Back at the sink, she rubbed moisturizer on her face and legs—a nightly ritual. “I watched you tonight, you know,” she said.
“You what?”
“I watched you.”
“You did? When?”
“At the restaurant. Before I went in. I watched you through the front window for a few minutes.”
“How’d I look?” he said. “Do you think my blazer’s getting too ratty?”
She met his eyes in the mirror. “I saw you check out that girl.”
“What girl?”
“The one who forgot her pants. Remember?”
Obliviousness was a card Mitch played as much as any other husband, but for a moment he legitimately had no idea what she was talking about. And then…the girl in yellow. “Ah,” he said. “Right.”
“Mm-hmm.”
He felt his face flush. “In my defense, it was a lot of skin, Jess. Your eyes sort of go right to it.”
She climbed into their bed smelling like nighttime. Instead of curling into her spot beside him, she settled somewhere in the middle, legs tucked beneath her. She was in shorts and a tank top now. So much of marriage is spent only half paying attention to each other. Talking while driving. Talking while watching Netflix. Talking while staring at a toddler, or while scanning utility bills or catalogs from the mail or Evites for some distant weekend. But she faced him now, fully engaged, her eyes square on his, and it made their bedroom feel smaller.
“You seemed pretty interested in her,” she said.
“It was just a girl in a restaurant. There are millions of them.”
“Stop it. Of course you were interested. She was hot.”
He sat up and settled against the headboard. “Hardwiring,” he said. “Right, doctor?”
She nodded. “If this was ten th
ousand years ago, you’d’ve grabbed her by the hair and done whatever you wanted to her.”
“Which would’ve totally ruined date night,” he said.
Outside, another car door shut, and Ellen shouted something that sounded very much like “There’s no way in hell you’re taking the espresso machine, you son of a bitch!”
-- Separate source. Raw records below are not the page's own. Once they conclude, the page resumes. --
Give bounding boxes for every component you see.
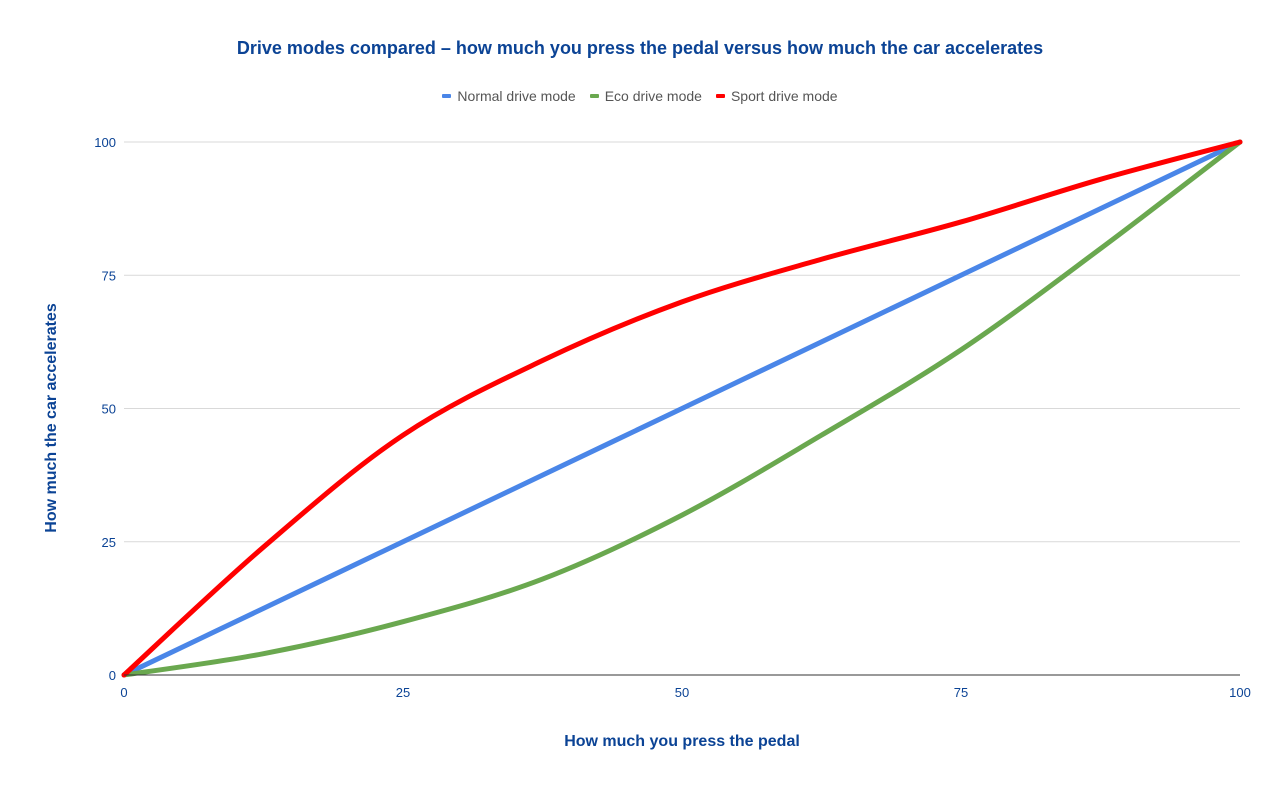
legend-label: Sport drive mode	[730, 88, 838, 104]
x-tick-label: 100	[1229, 685, 1251, 700]
y-tick-label: 0	[109, 668, 116, 683]
legend-label: Normal drive mode	[457, 88, 576, 104]
series-line-normal-drive-mode	[121, 139, 1243, 678]
y-tick-label: 100	[94, 135, 116, 150]
legend-swatch-sport-icon	[715, 94, 725, 98]
x-tick-label: 75	[954, 685, 968, 700]
legend-swatch-eco-icon	[589, 94, 599, 98]
chart-legend: Normal drive mode Eco drive mode Sport d…	[0, 88, 1280, 104]
x-tick-label: 0	[120, 685, 127, 700]
y-tick-label: 75	[102, 268, 116, 283]
chart-title: Drive modes compared – how much you pres…	[236, 38, 1044, 58]
legend-item-normal[interactable]: Normal drive mode	[442, 88, 576, 104]
y-tick-label: 50	[102, 402, 116, 417]
x-axis-title: How much you press the pedal	[564, 733, 800, 750]
x-tick-label: 50	[675, 685, 689, 700]
series-line-sport-drive-mode	[121, 139, 1243, 678]
legend-label: Eco drive mode	[604, 88, 702, 104]
x-tick-label: 25	[396, 685, 410, 700]
y-tick-label: 25	[102, 535, 116, 550]
series-line-eco-drive-mode	[121, 139, 1243, 678]
legend-swatch-normal-icon	[442, 94, 452, 98]
legend-item-eco[interactable]: Eco drive mode	[589, 88, 702, 104]
legend-item-sport[interactable]: Sport drive mode	[715, 88, 838, 104]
“Mitch,” she said. “I want to continue our conversation. The conversation.” She put her hand on his leg over the comforter.
But before either of them could say more, there was a noise. Through their closed bedroom door, from the other side of the house, over the sounds of their neighbors’ marriage ending, came a shout. That shout was followed by the sound of a little boy running down the hallway.
“Shit,” Mitch whispered.
Jessica wrapped herself in a blanket, and three seconds later their son, Jude, stood in the doorway clutching his flashlight.
“Hey, buddy,” said Mitch.
“Hey, honey,” said Jessica.
“E.T. is in my closet again,” said Jude.
“Jude,” said Mitch. “Come on.”
“I’m serious, Dad.”
“Buddy, I promise. He’s not.”
“I saw him, though.”
“You didn’t.”
“I heard him.”
“Jude.”
It was a parent-child standoff. Jude clicked his flashlight on and off, on and off. “Can one of you come lay with me?” he said.
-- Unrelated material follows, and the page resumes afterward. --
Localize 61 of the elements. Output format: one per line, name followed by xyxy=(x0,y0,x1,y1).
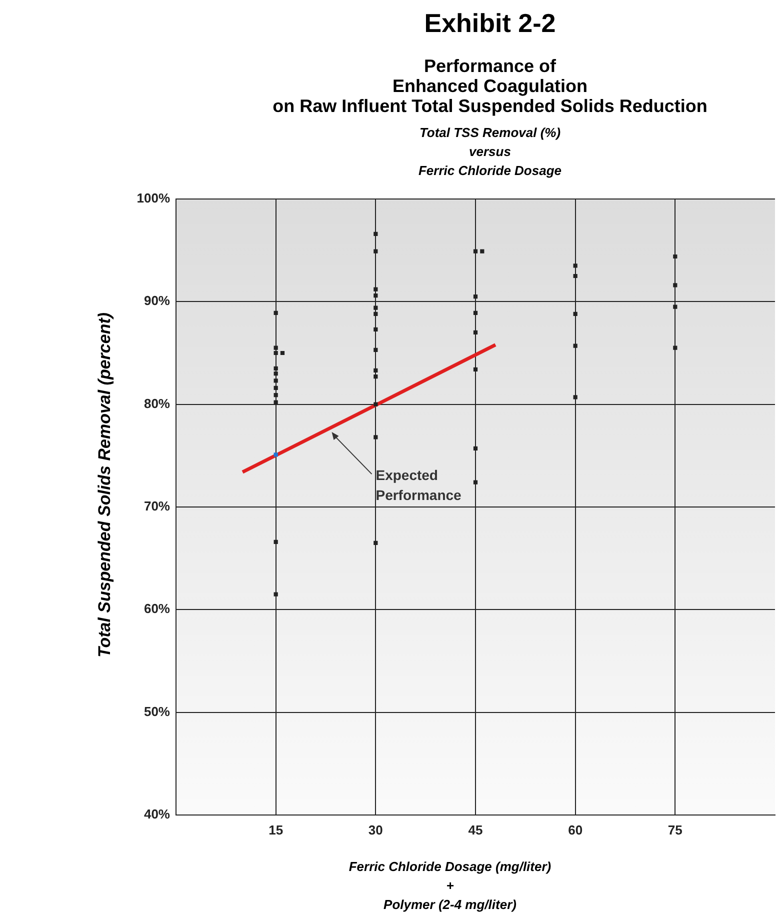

Mitch looked at Jessica. She was already reaching for her Kindle.
“Jude. We’ve been over this. A lot.”
“I could hear him breathing. In the closet.”
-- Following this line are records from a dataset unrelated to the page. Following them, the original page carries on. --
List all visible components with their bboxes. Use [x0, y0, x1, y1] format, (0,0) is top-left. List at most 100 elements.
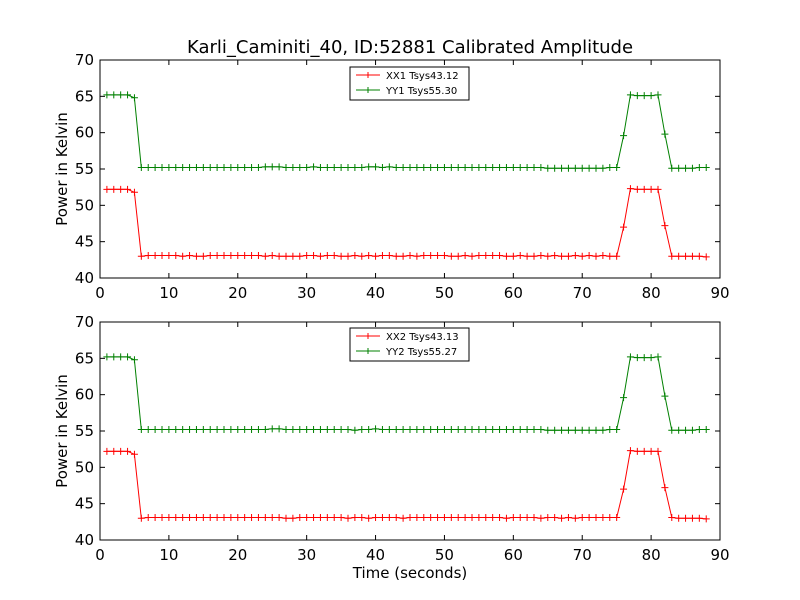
data-point	[186, 164, 194, 172]
data-point	[537, 514, 545, 522]
x-tick-label: 20	[228, 546, 247, 564]
x-tick-label: 0	[95, 284, 105, 302]
data-point	[585, 426, 593, 434]
data-point	[633, 185, 641, 193]
data-point	[165, 251, 173, 259]
x-tick-label: 90	[710, 284, 729, 302]
data-point	[351, 164, 359, 172]
data-point	[199, 513, 207, 521]
data-point	[475, 164, 483, 172]
data-point	[482, 426, 490, 434]
data-point	[192, 164, 200, 172]
y-tick-label: 60	[75, 386, 94, 404]
data-point	[399, 252, 407, 260]
data-point	[702, 164, 710, 172]
data-point	[303, 426, 311, 434]
x-tick-label: 10	[159, 546, 178, 564]
data-point	[447, 252, 455, 260]
data-point	[179, 164, 187, 172]
data-point	[103, 353, 111, 361]
data-point	[268, 163, 276, 171]
data-point	[640, 447, 648, 455]
data-point	[220, 164, 228, 172]
data-point	[351, 513, 359, 521]
data-point	[344, 252, 352, 260]
x-tick-label: 40	[366, 546, 385, 564]
x-tick-label: 70	[573, 546, 592, 564]
data-point	[199, 164, 207, 172]
legend-marker	[365, 72, 371, 78]
data-point	[613, 426, 621, 434]
data-point	[296, 164, 304, 172]
data-point	[151, 164, 159, 172]
data-point	[165, 513, 173, 521]
data-point	[427, 426, 435, 434]
data-point	[213, 164, 221, 172]
data-point	[227, 251, 235, 259]
data-point	[626, 91, 634, 99]
data-point	[489, 251, 497, 259]
data-point	[530, 513, 538, 521]
y-tick-label: 70	[75, 313, 94, 331]
data-point	[606, 252, 614, 260]
data-point	[530, 426, 538, 434]
data-point	[509, 513, 517, 521]
data-point	[461, 251, 469, 259]
data-point	[564, 164, 572, 172]
data-point	[248, 513, 256, 521]
legend-label: YY2 Tsys55.27	[385, 347, 457, 358]
data-point	[447, 164, 455, 172]
x-tick-label: 0	[95, 546, 105, 564]
data-point	[620, 394, 628, 402]
data-point	[358, 513, 366, 521]
data-point	[261, 513, 269, 521]
data-point	[282, 164, 290, 172]
x-tick-label: 30	[297, 284, 316, 302]
data-point	[468, 252, 476, 260]
data-point	[668, 252, 676, 260]
data-point	[420, 164, 428, 172]
data-point	[234, 164, 242, 172]
data-point	[571, 514, 579, 522]
data-point	[275, 163, 283, 171]
x-tick-label: 80	[642, 284, 661, 302]
subplots: 0 10 20 30 40 50 60 70 80 90 40 45 50 55 60 65 70 Power i…	[53, 51, 730, 582]
data-point	[206, 426, 214, 434]
data-point	[275, 425, 283, 433]
data-point	[440, 426, 448, 434]
data-point	[151, 251, 159, 259]
data-point	[682, 426, 690, 434]
data-point	[199, 426, 207, 434]
data-point	[372, 425, 380, 433]
data-point	[475, 426, 483, 434]
data-point	[427, 251, 435, 259]
data-point	[496, 426, 504, 434]
y-tick-label: 65	[75, 349, 94, 367]
data-point	[571, 164, 579, 172]
data-point	[330, 164, 338, 172]
data-point	[682, 252, 690, 260]
data-point	[206, 251, 214, 259]
data-point	[365, 514, 373, 522]
y-axis-label: Power in Kelvin	[53, 112, 71, 226]
data-point	[551, 251, 559, 259]
data-point	[124, 91, 132, 99]
data-point	[571, 251, 579, 259]
data-point	[316, 426, 324, 434]
data-point	[206, 513, 214, 521]
data-point	[330, 251, 338, 259]
data-point	[248, 426, 256, 434]
data-point	[137, 164, 145, 172]
data-point	[358, 252, 366, 260]
data-point	[578, 426, 586, 434]
data-point	[675, 426, 683, 434]
data-point	[668, 164, 676, 172]
data-point	[117, 91, 125, 99]
data-point	[241, 164, 249, 172]
data-point	[392, 252, 400, 260]
data-point	[585, 251, 593, 259]
data-point	[199, 252, 207, 260]
data-point	[523, 513, 531, 521]
data-point	[447, 426, 455, 434]
data-point	[647, 92, 655, 100]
Jessica sighed. It was a weaponized sound, aimed at Mitch.
“Just for a minute?” said Jude. “Till I fall asleep again?”
There was no use in fighting. He’d lost. There are so many losses in parenting, strung together over many years. “Okay,” he said. “I’ll be there in a second.”
When their son was gone, Mitch reminded Jessica that, technically, according to the rotation, it was her turn.
“Mm-hmm,” she said.
Outside there was beeping as the rear hatch of James’s SUV closed.
“Goddamn E.T.,” Mitch said. “I hate that little fucker.”